Journal for October 5, 2006

The fall ladybugs have arrived. Asian Lady Beetles (Harmonia axyridis) spend most of the year eating aphids on plants and shrubs. Sometime around the first week in October they leave the plants and start looking for protected places to spend the winter.

They fly through the air, crawl around on the sunny side of buildings, and find their way into houses and garages. They are especially active if the days are hot and sunny. The other insects that are doing the same thing right now are Box Elder Bugs (Leptocoris trivittatus).

We’ve found and blocked some of the ways that insects get into the house, but they still know of some places that we don’t. So we don’t have as many in the house as last year, but there are still some – mostly crawling on or around the windows. When we go outside, the bugs land on us, crawl around on our clothes, and bite us. It’s too bad that these last Indian summer days are spoiled by biting ladybugs.

Fortunately the plague only lasts a few days – a week at the most – and then they’re settled for the winter and don’t bother us any more.

We had a couple very warm days this week so there were butterflies out as well as the ladybugs.

This is one of the only Red Admirals I’ve seen this summer. Red Admirals don’t over winter here – they re-colonize every year from areas farther south.
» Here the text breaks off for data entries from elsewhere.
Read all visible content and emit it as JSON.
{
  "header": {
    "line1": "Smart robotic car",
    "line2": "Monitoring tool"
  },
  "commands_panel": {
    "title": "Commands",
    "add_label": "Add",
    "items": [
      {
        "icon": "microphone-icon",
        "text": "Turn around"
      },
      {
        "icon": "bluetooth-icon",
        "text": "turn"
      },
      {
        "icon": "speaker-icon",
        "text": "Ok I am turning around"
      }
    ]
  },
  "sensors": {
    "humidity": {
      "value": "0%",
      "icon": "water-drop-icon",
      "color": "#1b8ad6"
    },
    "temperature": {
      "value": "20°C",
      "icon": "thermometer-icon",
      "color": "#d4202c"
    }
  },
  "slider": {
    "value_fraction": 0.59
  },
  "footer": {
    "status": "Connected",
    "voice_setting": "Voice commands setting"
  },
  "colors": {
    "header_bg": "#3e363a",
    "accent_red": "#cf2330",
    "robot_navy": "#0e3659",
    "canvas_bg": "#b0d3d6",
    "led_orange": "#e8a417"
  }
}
Some years I see hundreds of them, but this year there were only a few.

There are still a few Monarchs making their way south.

Here’s a battered and faded Eastern Tailed Blue.

I’ve been seeing lots of newly hatched butterflies which will spend the winter as adults: Milbert’s Tortoiseshells, Commas, Question Marks, and Mourning Cloaks.

Milbert’s Tortoiseshell

We visited Richard in Ashland, Wisconsin this week. We had a great time. Part of the entertainment was a kayaking trip on Lake Superior.

Back at the farm – the Sugar Maples across the road are all turning color.

Here’s the same view looking from the Knife Edge Point.

This is a Dissected Grape Fern (Botrychium dissectum). It grows in our remnant prairies, but it’s not very common so I like finding it. The tall shoot coming out from the leaf is the fertile frond – the part of the plant that carries the spores.